Freed from the shackles of central planning, China and then India’s economies rapidly took off; these were two peaceful revolutions which were brought about quietly by unassuming people, but they are in the process of permanently changing the balance of the world.
In 1978, two years after the death of Mao Zedong, power fell to Deng Xiaoping, a little 74-year-old man who had miraculously escaped the purges of the Cultural Revolution. He immediately ordered the distribution of previously collectivised land to some of the peasants and allowed them to sell a proportion of their harvest. The results were convincing: productivity increased two-, three- and in some cases fourfold. Going further, the Chinese leader decided that, rather than being told by the local authorities, the peasants could henceforth choose for themselves what to plant. Production increased again. And so it began. By small steps and without earth-shattering declarations or mass demonstrations, the old unproductive system was progressively dismantled, progressively and yet at the speed of light, probably through the multiplier effect resulting from the size of the country’s population. For example, when the authorities lifted the ban on small family businesses in the countryside — such as grocers’, stalls and repair shops — twenty-two million of them sprang up, employing thirty-five million people. When it comes to China, one constantly has the impression of turning the pages of a book of records: for example, the number of skyscrapers in Shanghai in 1988 was fifteen, but within twenty years it had risen to five thousand — more than New York and Los Angeles combined.

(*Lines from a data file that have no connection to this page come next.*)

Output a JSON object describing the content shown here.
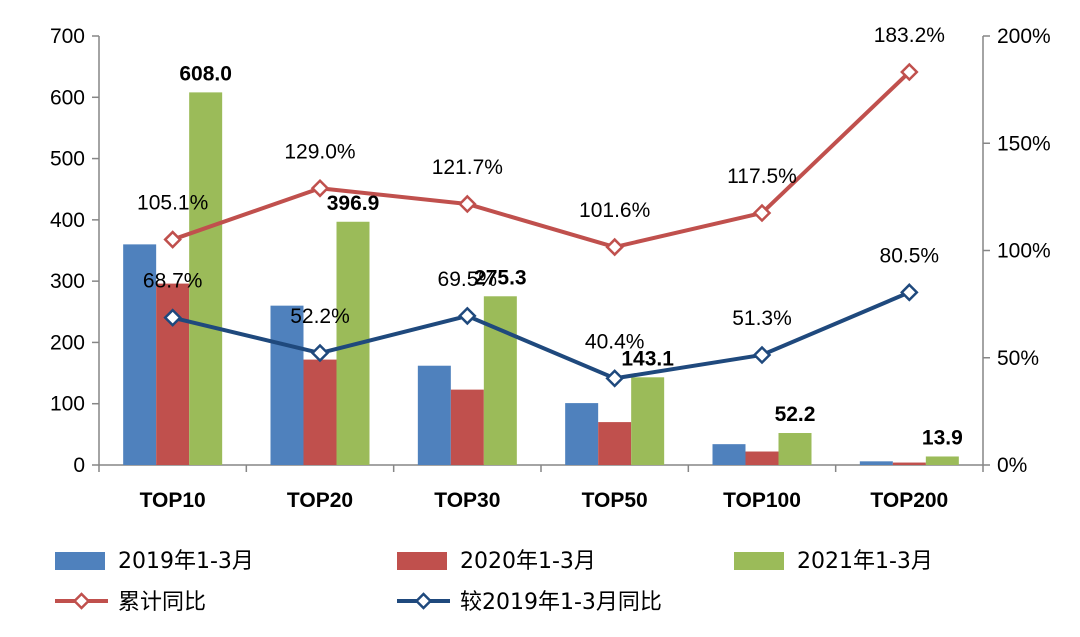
{
  "chart_data": {
    "type": "bar",
    "categories": [
      "TOP10",
      "TOP20",
      "TOP30",
      "TOP50",
      "TOP100",
      "TOP200"
    ],
    "y_left": {
      "ylim": [
        0,
        700
      ],
      "ticks": [
        "0",
        "100",
        "200",
        "300",
        "400",
        "500",
        "600",
        "700"
      ]
    },
    "y_right": {
      "ylim": [
        0,
        2
      ],
      "ticks": [
        "0%",
        "50%",
        "100%",
        "150%",
        "200%"
      ]
    },
    "bar_series": [
      {
        "name": "2019年1-3月",
        "color": "#4F81BD",
        "values": [
          360,
          260,
          162,
          101,
          34,
          6
        ]
      },
      {
        "name": "2020年1-3月",
        "color": "#C0504D",
        "values": [
          296,
          172,
          123,
          70,
          22,
          4
        ]
      },
      {
        "name": "2021年1-3月",
        "color": "#9BBB59",
        "values": [
          608.0,
          396.9,
          275.3,
          143.1,
          52.2,
          13.9
        ],
        "labels": [
          "608.0",
          "396.9",
          "275.3",
          "143.1",
          "52.2",
          "13.9"
        ]
      }
    ],
    "line_series": [
      {
        "name": "累计同比",
        "color": "#C0504D",
        "axis": "right",
        "values": [
          1.051,
          1.29,
          1.217,
          1.016,
          1.175,
          1.832
        ],
        "labels": [
          "105.1%",
          "129.0%",
          "121.7%",
          "101.6%",
          "117.5%",
          "183.2%"
        ]
      },
      {
        "name": "较2019年1-3月同比",
        "color": "#1F497D",
        "axis": "right",
        "values": [
          0.687,
          0.522,
          0.695,
          0.404,
          0.513,
          0.805
        ],
        "labels": [
          "68.7%",
          "52.2%",
          "69.5%",
          "40.4%",
          "51.3%",
          "80.5%"
        ]
      }
    ],
    "legend_position": "bottom",
    "grid": false
  }
}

But there are phenomena which do not depend on a giant scale, and which may even be made more difficult by it, such as the growth in GDP, which has hovered around an average of 10 per cent for thirty years, enabling the Chinese economy to overtake successively those of France, the UK, and then Germany in the first decade of the twenty-first century.

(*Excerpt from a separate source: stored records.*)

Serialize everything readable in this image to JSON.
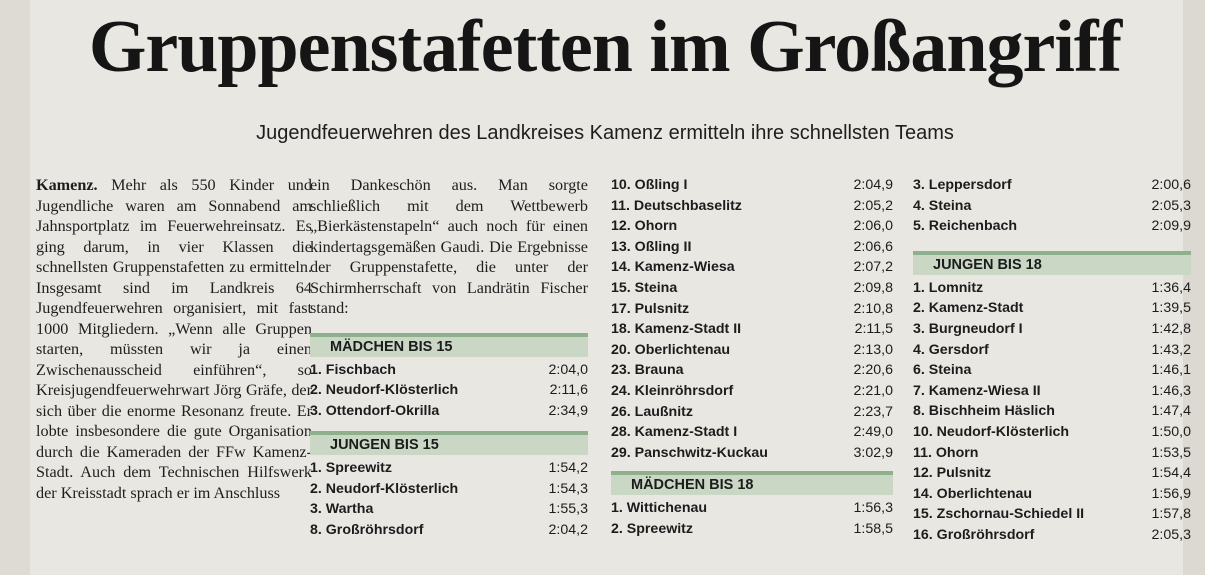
{
  "headline": "Gruppenstafetten im Großangriff",
  "subheadline": "Jugendfeuerwehren des Landkreises Kamenz ermitteln ihre schnellsten Teams",
  "article": {
    "lead": "Kamenz.",
    "para1": " Mehr als 550 Kinder und Jugendliche waren am Sonnabend am Jahnsportplatz im Feuerwehreinsatz. Es ging darum, in vier Klassen die schnellsten Gruppenstafetten zu ermitteln. Insgesamt sind im Landkreis 64 Jugendfeuerwehren organisiert, mit fast 1000 Mitgliedern. „Wenn alle Gruppen starten, müssten wir ja einen Zwischenausscheid einführen“, so Kreisjugendfeuerwehrwart Jörg Gräfe, der sich über die enorme Resonanz freute. Er lobte insbesondere die gute Organisation durch die Kameraden der FFw Kamenz-Stadt. Auch dem Technischen Hilfswerk der Kreisstadt sprach er im Anschluss",
    "para2": "ein Dankeschön aus. Man sorgte schließlich mit dem Wettbewerb „Bierkästenstapeln“ auch noch für einen kindertagsgemäßen Gaudi. Die Ergebnisse der Gruppenstafette, die unter der Schirmherrschaft von Landrätin Fischer stand:"
  },
  "sections": {
    "maedchen15": {
      "title": "MÄDCHEN BIS 15",
      "rows": [
        {
          "team": "1. Fischbach",
          "time": "2:04,0"
        },
        {
          "team": "2. Neudorf-Klösterlich",
          "time": "2:11,6"
        },
        {
          "team": "3. Ottendorf-Okrilla",
          "time": "2:34,9"
        }
      ]
    },
    "jungen15": {
      "title": "JUNGEN BIS 15",
      "rows": [
        {
          "team": "1. Spreewitz",
          "time": "1:54,2"
        },
        {
          "team": "2. Neudorf-Klösterlich",
          "time": "1:54,3"
        },
        {
          "team": "3. Wartha",
          "time": "1:55,3"
        },
        {
          "team": "8. Großröhrsdorf",
          "time": "2:04,2"
        }
      ]
    },
    "jungen15_cont": {
      "rows": [
        {
          "team": "10. Oßling I",
          "time": "2:04,9"
        },
        {
          "team": "11. Deutschbaselitz",
          "time": "2:05,2"
        },
        {
          "team": "12. Ohorn",
          "time": "2:06,0"
        },
        {
          "team": "13. Oßling II",
          "time": "2:06,6"
        },
        {
          "team": "14. Kamenz-Wiesa",
          "time": "2:07,2"
        },
        {
          "team": "15. Steina",
          "time": "2:09,8"
        },
        {
          "team": "17. Pulsnitz",
          "time": "2:10,8"
        },
        {
          "team": "18. Kamenz-Stadt II",
          "time": "2:11,5"
        },
        {
          "team": "20. Oberlichtenau",
          "time": "2:13,0"
        },
        {
          "team": "23. Brauna",
          "time": "2:20,6"
        },
        {
          "team": "24. Kleinröhrsdorf",
          "time": "2:21,0"
        },
        {
          "team": "26. Laußnitz",
          "time": "2:23,7"
        },
        {
          "team": "28. Kamenz-Stadt I",
          "time": "2:49,0"
        },
        {
          "team": "29. Panschwitz-Kuckau",
          "time": "3:02,9"
        }
      ]
    },
    "maedchen18": {
      "title": "MÄDCHEN BIS 18",
      "rows": [
        {
          "team": "1. Wittichenau",
          "time": "1:56,3"
        },
        {
          "team": "2. Spreewitz",
          "time": "1:58,5"
        }
      ]
    },
    "maedchen18_cont": {
      "rows": [
        {
          "team": "3. Leppersdorf",
          "time": "2:00,6"
        },
        {
          "team": "4. Steina",
          "time": "2:05,3"
        },
        {
          "team": "5. Reichenbach",
          "time": "2:09,9"
        }
      ]
    },
    "jungen18": {
      "title": "JUNGEN BIS 18",
      "rows": [
        {
          "team": "1. Lomnitz",
          "time": "1:36,4"
        },
        {
          "team": "2. Kamenz-Stadt",
          "time": "1:39,5"
        },
        {
          "team": "3. Burgneudorf I",
          "time": "1:42,8"
        },
        {
          "team": "4. Gersdorf",
          "time": "1:43,2"
        },
        {
          "team": "6. Steina",
          "time": "1:46,1"
        },
        {
          "team": "7. Kamenz-Wiesa II",
          "time": "1:46,3"
        },
        {
          "team": "8. Bischheim Häslich",
          "time": "1:47,4"
        },
        {
          "team": "10. Neudorf-Klösterlich",
          "time": "1:50,0"
        },
        {
          "team": "11. Ohorn",
          "time": "1:53,5"
        },
        {
          "team": "12. Pulsnitz",
          "time": "1:54,4"
        },
        {
          "team": "14. Oberlichtenau",
          "time": "1:56,9"
        },
        {
          "team": "15. Zschornau-Schiedel II",
          "time": "1:57,8"
        },
        {
          "team": "16. Großröhrsdorf",
          "time": "2:05,3"
        }
      ]
    }
  },
  "colors": {
    "section_band": "#c9d7c4",
    "section_rule": "#8fb08c",
    "paper": "#e9e7e2"
  }
}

In India, the dismantling of the planned economy took place just as calmly and with consequences that were equally astonishing. In July 1991, the Indian government had to face a major financial crisis which threatened imminent bankruptcy. In response, the finance minister Manmohan Singh decided to relax some of the restrictions which hampered business. Up to that point, the country had had extremely restrictive laws which obliged businesses to obtain a permit for every transaction: import permits, foreign exchange permits, investment permits, permits to increase production, and so on. As soon as the economy was freed from these shackles, it took off.
What I have described in a few brief paragraphs constitutes a huge and unexpected advance for the whole of humanity, one of the most exciting in history. The two most populous countries on the planet, accounting for half of what we used to call the Third World, are beginning to emerge from underdevelopment. Other countries in Asia and Latin America seem to be following suit. The traditional division of the world into the industrial North and the impoverished South is gradually fading.
In retrospect, the economic rise of these great Eastern nations will probably appear the most spectacular consequence of the collapse of state socialism. Viewing it from the perspective of humanity as a whole, one can only applaud. Seen from a Western standpoint, the joy is mixed with apprehension, for these new industrial giants are not only business partners; they also represent formidable rivals and potential enemies.